Bahkan Eddy menyebut pemilih PAN yang moderat dan berada di tengah justru meninggalkan PAN ketika terlalu ke kanan. Oleh karena itu PAN tidak ragu untuk berpindah haluan, tanpa takut kehilangan konstituen. Sebab menurutnya justru konstituen PAN adalah kalangan moderat.
"Ada yang bilang kalau kita berpindah [atau] bergabung dengan pemerintah, suara kita akan berkurang. Tetapi sebentar dulu, apa tesis itu betul, apa konstituen akan pindah? kita perlu pertimbangan, kajian yang matang," ujarnya.

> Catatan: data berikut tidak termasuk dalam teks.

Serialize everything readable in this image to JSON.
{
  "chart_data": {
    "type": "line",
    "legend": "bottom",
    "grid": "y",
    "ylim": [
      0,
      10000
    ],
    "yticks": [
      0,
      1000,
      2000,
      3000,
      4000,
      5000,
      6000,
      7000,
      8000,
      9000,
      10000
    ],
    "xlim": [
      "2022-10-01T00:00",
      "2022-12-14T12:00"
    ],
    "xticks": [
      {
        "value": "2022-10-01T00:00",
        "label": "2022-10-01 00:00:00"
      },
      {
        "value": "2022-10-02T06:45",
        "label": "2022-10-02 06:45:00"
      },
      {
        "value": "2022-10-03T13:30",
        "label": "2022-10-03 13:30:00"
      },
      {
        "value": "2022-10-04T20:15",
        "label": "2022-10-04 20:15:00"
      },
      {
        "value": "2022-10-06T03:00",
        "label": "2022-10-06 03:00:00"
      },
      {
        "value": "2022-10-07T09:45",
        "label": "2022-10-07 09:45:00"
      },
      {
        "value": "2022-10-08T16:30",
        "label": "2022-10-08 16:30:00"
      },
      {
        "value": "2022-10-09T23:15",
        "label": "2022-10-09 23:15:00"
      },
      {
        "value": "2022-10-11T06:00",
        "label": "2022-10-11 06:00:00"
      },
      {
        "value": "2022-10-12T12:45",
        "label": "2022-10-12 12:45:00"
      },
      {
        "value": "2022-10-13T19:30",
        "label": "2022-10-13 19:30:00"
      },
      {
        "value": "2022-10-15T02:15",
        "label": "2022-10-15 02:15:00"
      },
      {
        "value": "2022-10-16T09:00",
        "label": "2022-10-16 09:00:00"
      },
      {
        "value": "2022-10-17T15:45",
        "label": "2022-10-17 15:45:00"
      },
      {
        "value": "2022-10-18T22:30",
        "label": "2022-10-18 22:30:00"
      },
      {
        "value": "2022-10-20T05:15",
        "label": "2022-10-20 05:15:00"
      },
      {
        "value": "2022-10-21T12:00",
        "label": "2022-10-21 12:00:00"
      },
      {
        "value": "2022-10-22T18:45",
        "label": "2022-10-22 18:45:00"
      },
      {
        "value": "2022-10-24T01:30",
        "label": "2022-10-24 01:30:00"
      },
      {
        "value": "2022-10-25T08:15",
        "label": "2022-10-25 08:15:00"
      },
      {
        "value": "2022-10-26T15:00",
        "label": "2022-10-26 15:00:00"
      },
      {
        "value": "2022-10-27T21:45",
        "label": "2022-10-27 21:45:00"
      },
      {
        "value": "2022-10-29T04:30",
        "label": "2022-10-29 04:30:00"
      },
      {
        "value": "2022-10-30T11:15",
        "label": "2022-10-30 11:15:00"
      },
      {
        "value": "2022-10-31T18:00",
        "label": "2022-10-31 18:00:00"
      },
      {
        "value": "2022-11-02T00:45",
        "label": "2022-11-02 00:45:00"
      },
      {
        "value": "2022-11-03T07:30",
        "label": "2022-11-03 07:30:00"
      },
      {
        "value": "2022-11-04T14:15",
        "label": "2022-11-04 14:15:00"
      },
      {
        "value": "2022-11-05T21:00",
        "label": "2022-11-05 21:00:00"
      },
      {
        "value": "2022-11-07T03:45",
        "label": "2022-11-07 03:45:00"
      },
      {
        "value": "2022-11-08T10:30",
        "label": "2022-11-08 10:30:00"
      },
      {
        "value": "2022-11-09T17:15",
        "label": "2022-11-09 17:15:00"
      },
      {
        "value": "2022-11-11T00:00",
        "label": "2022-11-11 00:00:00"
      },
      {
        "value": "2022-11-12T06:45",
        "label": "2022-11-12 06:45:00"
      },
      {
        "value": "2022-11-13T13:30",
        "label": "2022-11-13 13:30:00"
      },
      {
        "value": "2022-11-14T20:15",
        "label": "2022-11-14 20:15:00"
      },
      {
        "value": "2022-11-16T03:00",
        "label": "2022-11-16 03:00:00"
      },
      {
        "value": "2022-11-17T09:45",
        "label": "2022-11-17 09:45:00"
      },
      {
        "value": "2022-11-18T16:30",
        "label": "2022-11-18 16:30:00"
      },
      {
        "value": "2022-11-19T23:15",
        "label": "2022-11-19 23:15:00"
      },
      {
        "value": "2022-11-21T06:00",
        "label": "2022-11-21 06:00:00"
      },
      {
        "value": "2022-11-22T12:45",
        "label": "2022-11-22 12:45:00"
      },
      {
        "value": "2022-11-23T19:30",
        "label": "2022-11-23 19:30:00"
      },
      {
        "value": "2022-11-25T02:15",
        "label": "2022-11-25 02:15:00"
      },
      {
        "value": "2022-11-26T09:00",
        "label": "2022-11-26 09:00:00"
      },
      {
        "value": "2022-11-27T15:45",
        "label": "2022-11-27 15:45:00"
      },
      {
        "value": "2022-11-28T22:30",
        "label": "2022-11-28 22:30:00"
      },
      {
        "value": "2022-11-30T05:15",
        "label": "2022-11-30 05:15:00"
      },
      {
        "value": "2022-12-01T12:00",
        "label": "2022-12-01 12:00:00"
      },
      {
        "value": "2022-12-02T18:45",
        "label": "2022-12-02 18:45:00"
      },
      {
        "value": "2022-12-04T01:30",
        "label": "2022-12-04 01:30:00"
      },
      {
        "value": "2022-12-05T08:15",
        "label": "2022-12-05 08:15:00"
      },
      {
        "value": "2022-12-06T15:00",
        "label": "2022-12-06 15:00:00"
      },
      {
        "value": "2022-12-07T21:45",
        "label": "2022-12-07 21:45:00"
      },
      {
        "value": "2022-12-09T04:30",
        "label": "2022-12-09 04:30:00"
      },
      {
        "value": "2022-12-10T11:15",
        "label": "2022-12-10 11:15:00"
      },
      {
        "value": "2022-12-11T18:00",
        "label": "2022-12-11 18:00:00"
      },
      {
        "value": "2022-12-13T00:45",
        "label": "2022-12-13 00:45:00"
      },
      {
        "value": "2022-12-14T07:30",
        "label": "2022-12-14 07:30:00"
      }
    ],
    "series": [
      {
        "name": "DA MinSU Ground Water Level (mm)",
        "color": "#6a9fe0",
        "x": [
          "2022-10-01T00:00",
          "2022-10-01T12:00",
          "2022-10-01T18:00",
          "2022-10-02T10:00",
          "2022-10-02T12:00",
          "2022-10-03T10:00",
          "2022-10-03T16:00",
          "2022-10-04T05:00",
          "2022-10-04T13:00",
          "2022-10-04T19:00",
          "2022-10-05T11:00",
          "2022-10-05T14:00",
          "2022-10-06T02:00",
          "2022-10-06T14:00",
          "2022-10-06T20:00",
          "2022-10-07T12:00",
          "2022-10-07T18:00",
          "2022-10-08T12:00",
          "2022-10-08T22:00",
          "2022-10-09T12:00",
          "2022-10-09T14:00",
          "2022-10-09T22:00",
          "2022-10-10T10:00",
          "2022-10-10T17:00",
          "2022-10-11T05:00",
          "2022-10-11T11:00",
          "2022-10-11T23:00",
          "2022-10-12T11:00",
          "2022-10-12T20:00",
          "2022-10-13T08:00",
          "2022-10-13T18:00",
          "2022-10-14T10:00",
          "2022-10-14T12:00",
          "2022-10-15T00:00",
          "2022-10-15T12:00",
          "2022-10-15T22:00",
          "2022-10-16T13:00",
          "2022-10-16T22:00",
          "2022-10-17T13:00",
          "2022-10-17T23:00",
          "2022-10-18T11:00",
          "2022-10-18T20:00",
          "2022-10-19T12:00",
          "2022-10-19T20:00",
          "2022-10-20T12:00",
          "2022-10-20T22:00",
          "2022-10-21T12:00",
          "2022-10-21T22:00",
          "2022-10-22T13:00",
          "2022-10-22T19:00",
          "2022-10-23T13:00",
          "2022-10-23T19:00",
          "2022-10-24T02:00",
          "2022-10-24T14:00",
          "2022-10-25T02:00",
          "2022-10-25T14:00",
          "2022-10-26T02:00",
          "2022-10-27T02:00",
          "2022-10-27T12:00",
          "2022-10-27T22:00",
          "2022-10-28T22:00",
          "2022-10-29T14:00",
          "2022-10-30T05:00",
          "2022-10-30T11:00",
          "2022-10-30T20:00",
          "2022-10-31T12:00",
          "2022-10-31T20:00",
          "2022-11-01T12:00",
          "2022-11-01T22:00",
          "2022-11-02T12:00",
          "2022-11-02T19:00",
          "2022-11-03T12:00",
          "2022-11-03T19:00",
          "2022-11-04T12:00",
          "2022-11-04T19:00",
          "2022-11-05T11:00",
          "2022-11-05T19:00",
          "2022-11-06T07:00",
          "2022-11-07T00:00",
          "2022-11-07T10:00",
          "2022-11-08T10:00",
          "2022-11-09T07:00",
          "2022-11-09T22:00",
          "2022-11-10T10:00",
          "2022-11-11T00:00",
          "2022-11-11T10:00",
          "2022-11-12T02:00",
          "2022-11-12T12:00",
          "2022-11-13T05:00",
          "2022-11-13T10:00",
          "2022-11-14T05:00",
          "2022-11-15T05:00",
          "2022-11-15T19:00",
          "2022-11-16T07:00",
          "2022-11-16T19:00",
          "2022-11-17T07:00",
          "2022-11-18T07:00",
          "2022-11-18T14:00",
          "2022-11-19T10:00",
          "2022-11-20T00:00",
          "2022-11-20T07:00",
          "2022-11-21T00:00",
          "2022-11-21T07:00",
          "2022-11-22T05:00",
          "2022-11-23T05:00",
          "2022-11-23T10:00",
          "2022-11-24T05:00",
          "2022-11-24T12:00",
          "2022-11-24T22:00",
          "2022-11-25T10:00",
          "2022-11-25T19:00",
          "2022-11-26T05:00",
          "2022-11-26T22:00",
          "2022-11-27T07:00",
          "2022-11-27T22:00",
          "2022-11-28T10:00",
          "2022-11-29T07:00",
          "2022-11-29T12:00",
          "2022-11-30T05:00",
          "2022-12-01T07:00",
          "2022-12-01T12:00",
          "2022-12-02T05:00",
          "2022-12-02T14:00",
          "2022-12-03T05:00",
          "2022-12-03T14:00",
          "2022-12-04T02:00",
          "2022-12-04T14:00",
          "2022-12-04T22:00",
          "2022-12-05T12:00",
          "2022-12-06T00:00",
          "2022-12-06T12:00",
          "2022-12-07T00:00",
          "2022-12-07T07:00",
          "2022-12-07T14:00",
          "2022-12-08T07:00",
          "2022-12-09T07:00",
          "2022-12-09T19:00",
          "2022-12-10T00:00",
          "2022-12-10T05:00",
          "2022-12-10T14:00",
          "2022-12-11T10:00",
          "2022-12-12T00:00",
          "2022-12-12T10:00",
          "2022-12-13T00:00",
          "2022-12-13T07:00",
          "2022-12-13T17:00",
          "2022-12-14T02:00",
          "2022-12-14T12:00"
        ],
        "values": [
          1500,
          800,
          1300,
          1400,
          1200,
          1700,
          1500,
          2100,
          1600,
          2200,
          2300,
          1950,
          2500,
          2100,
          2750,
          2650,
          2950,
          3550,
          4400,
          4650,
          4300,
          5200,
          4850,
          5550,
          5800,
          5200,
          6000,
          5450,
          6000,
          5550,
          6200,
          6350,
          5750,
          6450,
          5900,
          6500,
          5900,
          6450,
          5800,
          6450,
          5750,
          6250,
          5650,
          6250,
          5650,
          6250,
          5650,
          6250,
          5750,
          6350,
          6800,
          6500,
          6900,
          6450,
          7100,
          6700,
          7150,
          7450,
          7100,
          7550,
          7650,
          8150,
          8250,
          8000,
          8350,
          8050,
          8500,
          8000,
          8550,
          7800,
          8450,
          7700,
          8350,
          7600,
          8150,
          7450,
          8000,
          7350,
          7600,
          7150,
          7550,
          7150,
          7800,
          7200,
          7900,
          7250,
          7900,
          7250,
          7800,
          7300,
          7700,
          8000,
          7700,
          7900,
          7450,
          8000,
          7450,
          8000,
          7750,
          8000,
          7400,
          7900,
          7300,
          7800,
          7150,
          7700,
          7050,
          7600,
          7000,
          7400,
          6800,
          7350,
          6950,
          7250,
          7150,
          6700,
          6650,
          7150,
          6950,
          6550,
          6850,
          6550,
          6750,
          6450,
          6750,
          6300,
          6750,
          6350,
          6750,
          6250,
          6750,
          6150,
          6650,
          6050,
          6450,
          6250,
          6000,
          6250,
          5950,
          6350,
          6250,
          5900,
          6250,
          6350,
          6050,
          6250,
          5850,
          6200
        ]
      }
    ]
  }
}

Dinamika yang saat ini terjadi di PAN, menurut Eddy cukup besar. Ada pro dan kontra antarkalangan. Terutama bagi yang tidak mau mengecewakan konstituen, dalam hal ini umat. Selanjutnya, pihak yang mengatakan, manfaatnya cukup besar bagi partai yang bergabung dengan pemerintah. Terlebih bagi persiapan Pilkada 2020 dan Pemilu 2024.
Meski Eddy mengakui, ketika menjadi oposisi melawan petahana, hal itu cukup berat bagi PAN. "Kita merasakan 10 bulan jadi oposisi, lumayan kita rasakan dampaknya. Perjuangan cukup berat dalam hal ini,"pungkas Eddy.
Diketahui, penentuan posisi PAN menjadi oposisi atau bergabung dengan pemerintah akan diputuskan dalam Rakernas PAN, yang akan digelar dalam waktu dekat.